- Equipaggiamento
- MTB
Bellissimo giro a cui noi abbiamo apportato qualche variante. Partenza da Upega, salita su asfalto fino al Ponte del Giairetto dove abbiamo imboccato il cosiddetto “ascensore”, che in effetti presenta delle rampe veramente dure, per fortuna alternate a tratti più morbidi dove si può rifiatare. Segnalo che purtroppo questo tratto è aperto al traffico auto/moto in quanto è una delle vie di accesso alla Via del Sale, e quindi abbiamo incrociato un gran numero di fuoristrada e moto. Raggiunta la Via del Sale la salita è decisamente più piacevole (a parte il traffico) e si arriva senza troppa fatica al Colle delle Selle Vecchie.
Da qui si salutano finalmente i motorizzati e si prende la Via Marenca…un sentiero bellissimo quasi tutto in cresta, che offre degli scorci spettacolari anche se la salita è veramente dura e con qualche tratto difficilmente ciclabile sia per la pendenza che per il terreno smosso; a mio avviso con buona gamba si fa in sella al 70/80%. Dalla sella del Bertrand bici a spalle fino in cima, sono 10 minuti e 70-80 metri di dislivello; consiglio di portarsi la bici perché poi la discesa è tutto ciclabile senza grosse difficoltà! Arrivati in cima verso le 14,30 con già qualche nube da calore che ha un po’ ridotto il panorama.

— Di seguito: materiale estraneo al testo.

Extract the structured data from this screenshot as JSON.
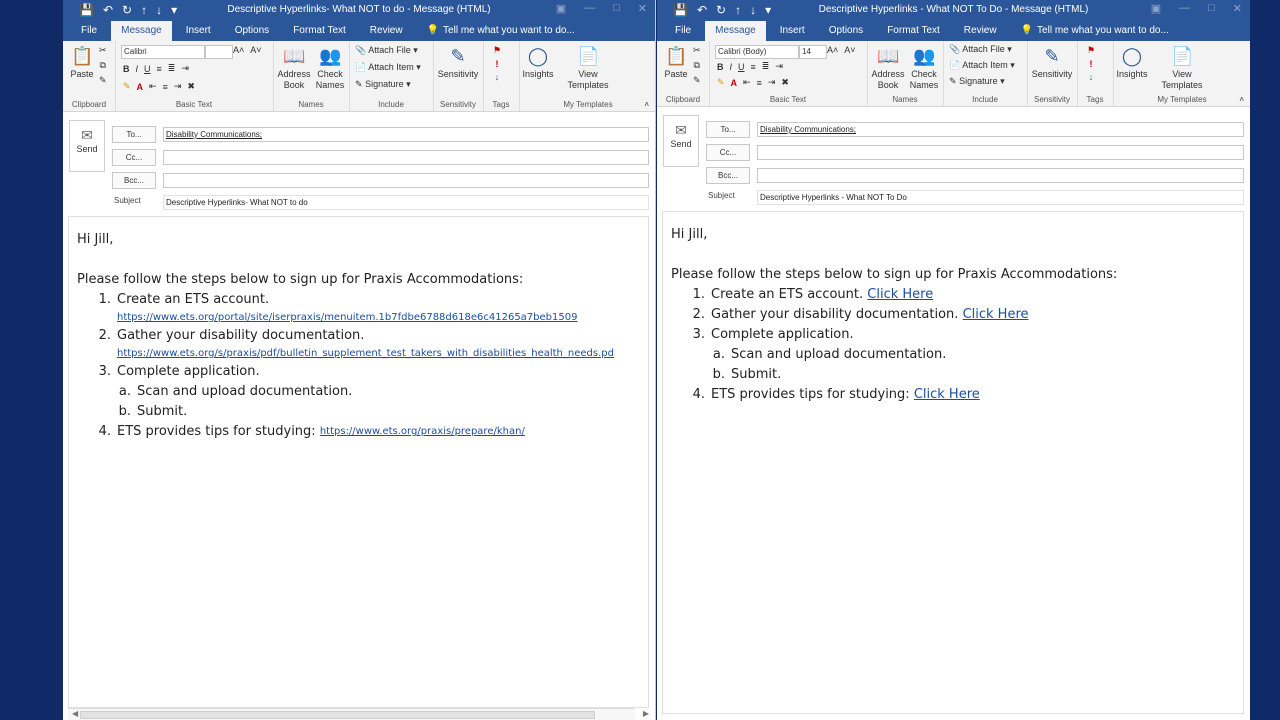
{
  "ribbon_labels": {
    "tabs": [
      "File",
      "Message",
      "Insert",
      "Options",
      "Format Text",
      "Review"
    ],
    "tell_me": "Tell me what you want to do...",
    "paste": "Paste",
    "clipboard": "Clipboard",
    "basic_text": "Basic Text",
    "address_book_l1": "Address",
    "address_book_l2": "Book",
    "check_names_l1": "Check",
    "check_names_l2": "Names",
    "names": "Names",
    "attach_file": "Attach File",
    "attach_item": "Attach Item",
    "signature": "Signature",
    "include": "Include",
    "sensitivity": "Sensitivity",
    "tags": "Tags",
    "insights": "Insights",
    "view_templates_l1": "View",
    "view_templates_l2": "Templates",
    "my_templates": "My Templates",
    "bold": "B",
    "italic": "I",
    "underline": "U",
    "font_color": "A"
  },
  "header_labels": {
    "send": "Send",
    "to": "To...",
    "cc": "Cc...",
    "bcc": "Bcc...",
    "subject": "Subject"
  },
  "colors": {
    "accent": "#2b579a",
    "desktop": "#0f2a66",
    "link": "#1a4fa0"
  },
  "left": {
    "title": "Descriptive Hyperlinks- What NOT to do - Message (HTML)",
    "font_name": "Calibri",
    "font_size": "",
    "to_value": "Disability Communications;",
    "subject_value": "Descriptive Hyperlinks- What NOT to do",
    "greeting": "Hi Jill,",
    "intro": "Please follow the steps below to sign up for Praxis Accommodations:",
    "items": [
      {
        "num": "1.",
        "text": "Create an ETS account.",
        "url": "https://www.ets.org/portal/site/iserpraxis/menuitem.1b7fdbe6788d618e6c41265a7beb1509"
      },
      {
        "num": "2.",
        "text": "Gather your disability documentation.",
        "url": "https://www.ets.org/s/praxis/pdf/bulletin_supplement_test_takers_with_disabilities_health_needs.pd"
      },
      {
        "num": "3.",
        "text": "Complete application."
      },
      {
        "num": "4.",
        "text": "ETS provides tips for studying: ",
        "link": "https://www.ets.org/praxis/prepare/khan/"
      }
    ],
    "subitems": [
      {
        "num": "a.",
        "text": "Scan and upload documentation."
      },
      {
        "num": "b.",
        "text": "Submit."
      }
    ]
  },
  "right": {
    "title": "Descriptive Hyperlinks - What NOT To Do - Message (HTML)",
    "font_name": "Calibri (Body)",
    "font_size": "14",
    "to_value": "Disability Communications;",
    "subject_value": "Descriptive Hyperlinks - What NOT To Do",
    "greeting": "Hi Jill,",
    "intro": "Please follow the steps below to sign up for Praxis Accommodations:",
    "items": [
      {
        "num": "1.",
        "text": "Create an ETS account. ",
        "link": "Click Here"
      },
      {
        "num": "2.",
        "text": "Gather your disability documentation. ",
        "link": "Click Here"
      },
      {
        "num": "3.",
        "text": "Complete application."
      },
      {
        "num": "4.",
        "text": "ETS provides tips for studying: ",
        "link": "Click Here"
      }
    ],
    "subitems": [
      {
        "num": "a.",
        "text": "Scan and upload documentation."
      },
      {
        "num": "b.",
        "text": "Submit."
      }
    ]
  }
}
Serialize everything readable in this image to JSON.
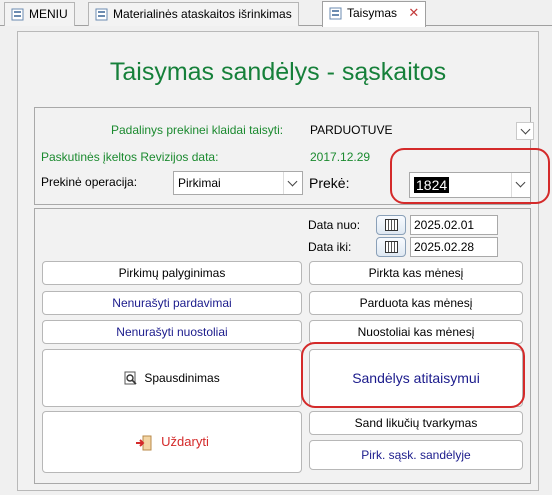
{
  "tabs": [
    {
      "label": "MENIU"
    },
    {
      "label": "Materialinės ataskaitos išrinkimas"
    },
    {
      "label": "Taisymas",
      "active": true
    }
  ],
  "title": "Taisymas sandėlys - sąskaitos",
  "top": {
    "division_label": "Padalinys prekinei klaidai taisyti:",
    "division_value": "PARDUOTUVE",
    "last_audit_label": "Paskutinės įkeltos Revizijos data:",
    "last_audit_value": "2017.12.29",
    "operation_label": "Prekinė operacija:",
    "operation_value": "Pirkimai",
    "item_label": "Prekė:",
    "item_value": "1824"
  },
  "dates": {
    "from_label": "Data nuo:",
    "from_value": "2025.02.01",
    "to_label": "Data iki:",
    "to_value": "2025.02.28"
  },
  "buttons": {
    "purchase_compare": "Pirkimų palyginimas",
    "unwritten_sales": "Nenurašyti pardavimai",
    "unwritten_losses": "Nenurašyti nuostoliai",
    "print": "Spausdinimas",
    "close": "Uždaryti",
    "bought_monthly": "Pirkta kas mėnesį",
    "sold_monthly": "Parduota kas mėnesį",
    "losses_monthly": "Nuostoliai kas mėnesį",
    "stock_correction": "Sandėlys atitaisymui",
    "stock_remainders": "Sand likučių tvarkymas",
    "purchase_invoices_stock": "Pirk. sąsk. sandėlyje"
  },
  "colors": {
    "title_green": "#16803a",
    "label_green": "#1b8a2f",
    "navy": "#1b1b8c",
    "red": "#d42a2a",
    "highlight": "#d42a2a"
  }
}
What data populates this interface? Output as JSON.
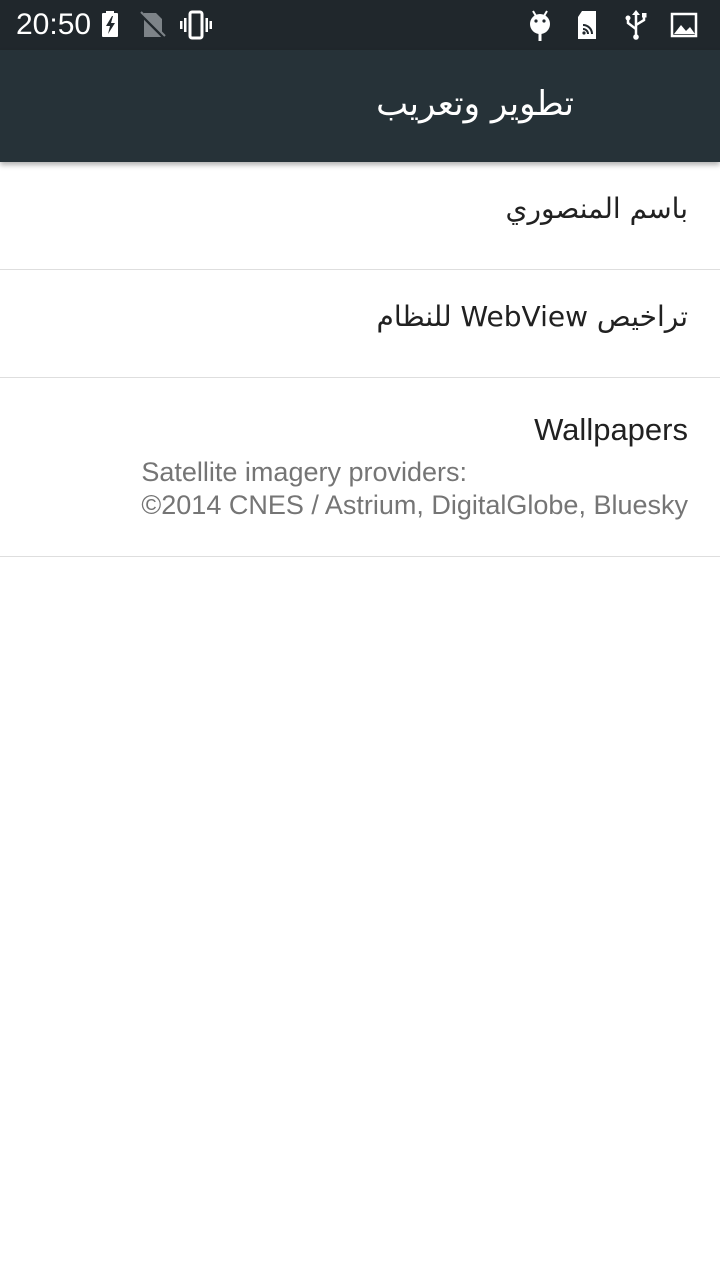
{
  "status_bar": {
    "time": "20:50",
    "icons": [
      "battery-charging-icon",
      "no-sim-icon",
      "vibrate-icon",
      "android-debug-icon",
      "sd-card-icon",
      "usb-icon",
      "image-icon"
    ]
  },
  "app_bar": {
    "title": "تطوير وتعريب"
  },
  "list": {
    "items": [
      {
        "label": "باسم المنصوري"
      },
      {
        "label": "تراخيص WebView للنظام"
      },
      {
        "label": "Wallpapers",
        "summary_line1": "Satellite imagery providers:",
        "summary_line2": "©2014 CNES / Astrium, DigitalGlobe, Bluesky"
      }
    ]
  },
  "colors": {
    "status_bar_bg": "#20272c",
    "app_bar_bg": "#263238",
    "primary_text": "#212121",
    "secondary_text": "#757575",
    "divider": "#dedede"
  }
}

Discesa fino alla Colla Rossa bellissima e praticamente tutta ciclabile ad eccezione di alcuni passaggi in cui il sentiero è ostruito da grossi massi ed è quindi impossibile passare. Attenzione solo nel traverso sotto il Bertrand, facile ma stretto e un po’ esposto. Vista l’ora, abbiamo deciso di non proseguire verso il Missun e il Tanarello; studiando varie cartine e mappe on-line abbiamo individuato un sentiero che parte poco dopo la Colla Rossa, in pratica in un ampio pianoro erboso appena prima di iniziare la risalita verso il Missun. L’attacco del sentiero è molto difficile da trovare nell’erba, poi diventa più evidente; la discesa è veramente bella e non difficile, su un caratteristico terreno rossastro con qualche passaggio su pietra fissa. Una volta incrociata la Via del Sale si prosegue nel bosco sempre su single-track divertentissimo. A quota 1.680 m circa ad un bivio abbiamo tenuto la sinistra seguendo un sentiero che corre parallelo alla strada asfaltata e che sembra essere in corso di pulizia… sembra quasi un tracciato di un bike park, con curve, ripidoni e qualche salto (evitabile)…è ancora un po’ sporco ma comunque bellissimo!!! Atterrati sulla strada, siamo scesi sul versante opposto per incrociare il sentiero che arriva dalla Colletta delle Salse; qui ci sono 100 metri nel bosco molto ripidi e sporchi da fare a piedi, poi si trova il sentiero e appena dopo il guado sul torrente Corvo si incrocia una traccia anche questa pulita di recente, che probabilmente si prende appena dopo il ponte sul suddetto rio (scelta sicuramente migliore). Da qui discesa facile e divertente fino a Upega, con solo un passaggio di 5 metri su roccia vicino a una pozza naturale.
Giro molto bello e vario, nella parte alta ambiente veramente spettacolare e panoramico. Salita piuttosto dura ma discesa da sballo non eccessivamente tecnica. Peccato solo per le tante auto e moto in salita. In totale così facendo sono circa 25 Km e quasi 1.300 m di dislivello (difficoltà BC / BC).
Giornata calda ma tutto sommato sopportabile. Purtroppo non ci sono fontane lungo il percorso. Moltissima gente sulla Via del Sale, praticamente solo noi sul Bertrand.